Kamenetz’s funeral brought together members of Maryland’s Republican and Democratic elite, including Democratic National Committee Chairman Tom Perez, Gov. Larry Hogan (R), Rep. C.A. Dutch Ruppersberger (D-Md.), Baltimore Mayor Catherine Pugh (D) and Sen. Benjamin L. Cardin (D-Md.) who delivered remarks calling his former colleague a “beloved member” of the state’s political family.
Mourners also included Kamenetz’s Democratic gubernatorial primary rivals — former NAACP leader Ben Jealous; Prince George’s County Executive Rushern L. Baker III; state Sen. Richard Madaleno (D-Montgomery); Krishanti Vignarajah, a former policy adviser to first lady Michelle Obama; tech entrepreneur Alec Ross and lawyer Jim Shea.

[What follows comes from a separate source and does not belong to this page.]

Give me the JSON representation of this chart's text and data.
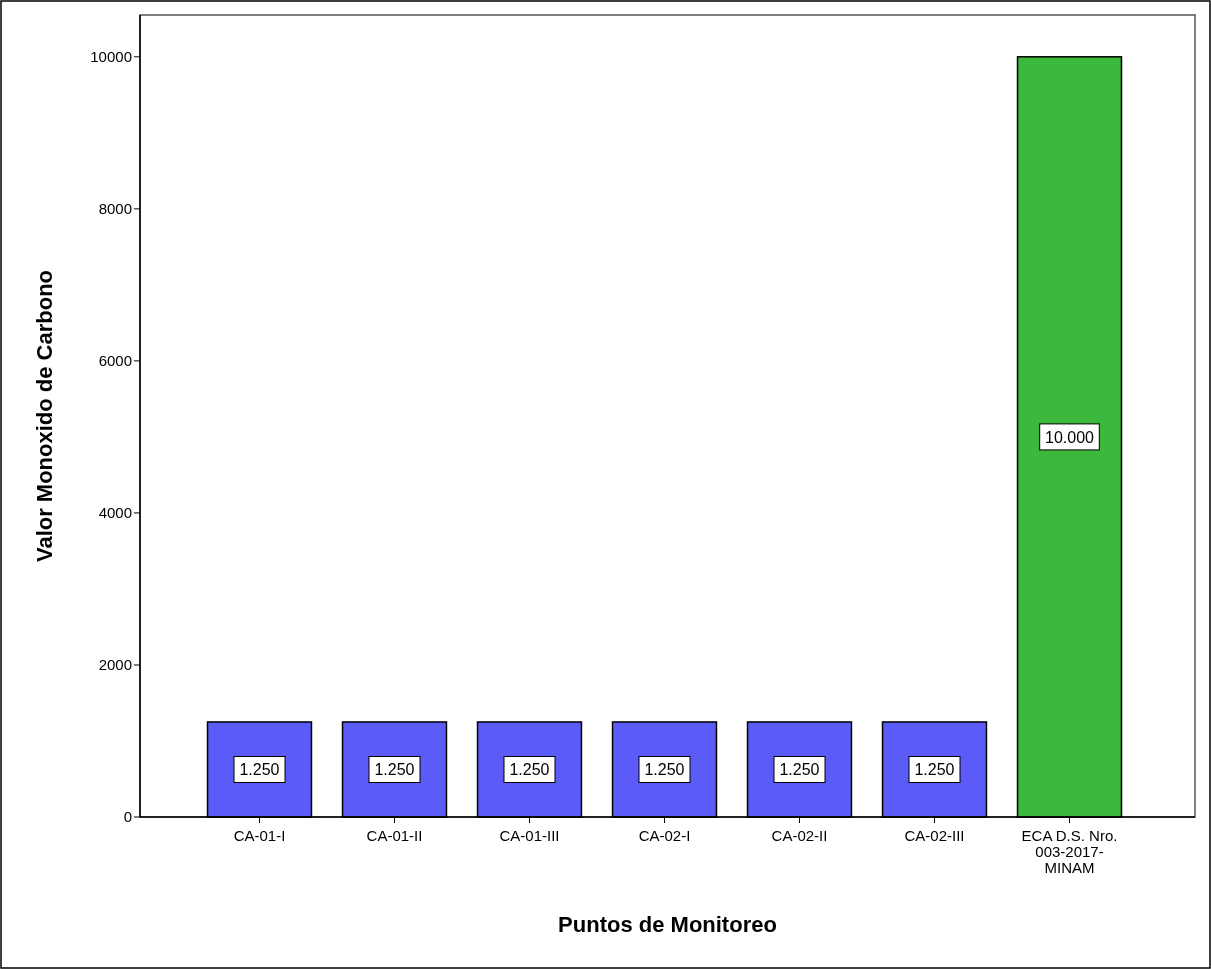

The crowded field of Democratic hopefuls are vying for the party nomination to challenge incumbent Hogan in November. His unexpected death will shift the dynamics of the June 26 primary.
He had amassed more money than the rest of the field, according to most recent campaign finance reports, and was poised to launch television ads in the Baltimore and Washington suburbs during the final two weeks of the race.
The county executive staked his candidacy on his track record in Baltimore County, where he grew up. As a teenager, he worked the cash register in his father’s drugstore in Overlea, Md.. He was elected county executive in 2010 and was nearing the end of his second term.
Kamenetz was also remembered as an intelligent and moral politician guided by his Jewish faith to make fair decisions that would benefit all county residents, friends said. He toiled in his garden the same way he led his constituents, friends said, with care, passion and sincere affection for the work and a willingness to roll up his sleeves. And he did the work because Kamenetz wanted his sons to inherit a better future, friends said.
“He was much more proud of you three,” said Klein, facing Kamenetz’s wife and sons in the front pew, “than he was of any of his political accomplishments.”
Correction: Earlier versions of this article gave an incorrect location for the grocery store owned by Kevin Kamenetz’s father. It was in Overlea, Md. The article has been corrected.